Thoughts On Mitt Romney’s Religion Speech

Later this morning, Mitt Romney will give what the media is, perhaps, inaccurately calling his Mormon speech addressing questions that have arising regarding his faith. On some level, it seems absurd that he should have to do this at all, but Romney’s presence in the race has made it clear that, more than 40 years after America elected it’s first Catholic President, religious bigotry is still alive and well in the United States:

PALMYRA, N.Y. — Mormon missionary Laura Bergeson is getting used to The Question. It comes from the curious who wander into this rural outpost of western New York to explore the exhibit hall of the Church of Jesus Christ of Latter-day Saints, also known as the Mormon Church.

” ‘So, are you guys Christian?’ ” Bergeson repeats The Question with a weary smile. The answer, Mormons say, is emphatically yes.

The question is on the minds of voters on the religious right as Mitt Romney, a Republican presidential candidate who is also a Mormon, prepares to deliver an address today designed to convince evangelical Christians that he shares their religious values.

That could be a tough task, because many of those voters, a core Republican constituency, believe Romney’s church lies far outside the bounds of Christianity. His task has taken on a new urgency since GOP rival Mike Huckabee, an ordained Baptist minister, has soared in the polls with less than a month before the Iowa caucuses.

Almost one-third of Americans of all faiths surveyed in August by the Pew Research Center for the People and the Press said they do not regard Mormons as Christian.

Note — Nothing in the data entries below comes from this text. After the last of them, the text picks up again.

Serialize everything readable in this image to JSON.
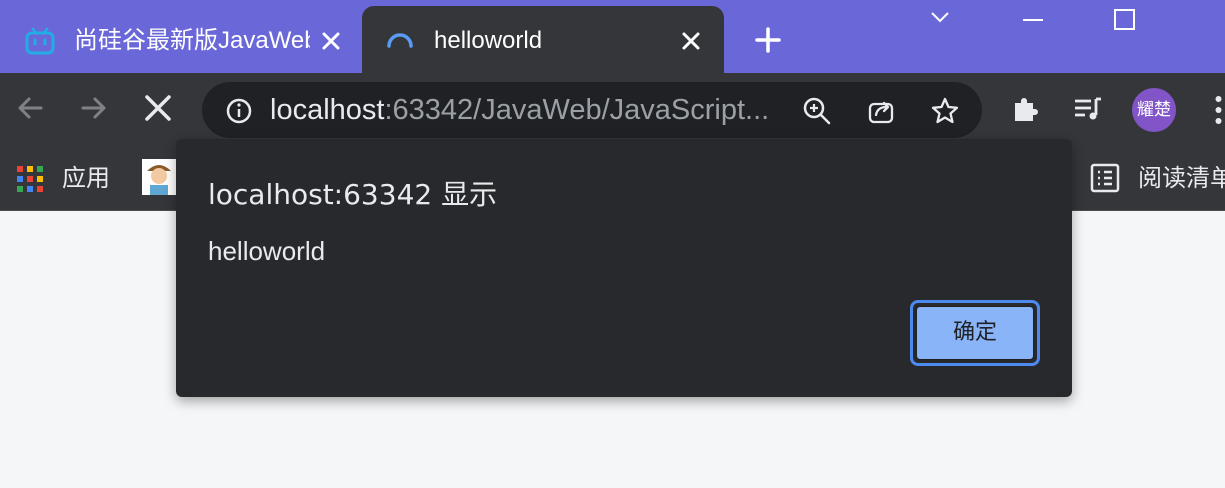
{
  "tabs": [
    {
      "title": "尚硅谷最新版JavaWeb全套教程",
      "icon": "bilibili-tv-icon",
      "active": false
    },
    {
      "title": "helloworld",
      "icon": "loading-spinner-icon",
      "active": true
    }
  ],
  "window_controls": [
    "tab-search",
    "minimize",
    "maximize"
  ],
  "omnibox": {
    "host": "localhost",
    "path": ":63342/JavaWeb/JavaScript...",
    "icons": [
      "info-icon",
      "zoom-icon",
      "share-icon",
      "bookmark-star-icon"
    ]
  },
  "profile": {
    "initials": "耀楚"
  },
  "bookmarks": {
    "apps_label": "应用",
    "reading_list_label": "阅读清单"
  },
  "dialog": {
    "title": "localhost:63342 显示",
    "message": "helloworld",
    "ok_label": "确定"
  },
  "colors": {
    "titlebar": "#6a67d9",
    "toolbar": "#35363a",
    "dialog_bg": "#28292c",
    "ok_button": "#8ab4f8",
    "focus_ring": "#4d8af0",
    "page_bg": "#f5f6f8"
  }
}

Among white evangelicals who attend church at least weekly, more than half said they believe that the Mormon religion is not Christian.

The funny thing is, they were saying the same thing, and worse about Catholics back in 1928 when Al Smith was running for President and then again in 1960 when JFK ran for office. I don’t support Romney, but that’s because of his record of Governor and what the policies he proposes, not because of his religion. It would be nice of the rest of the country judged people the same way.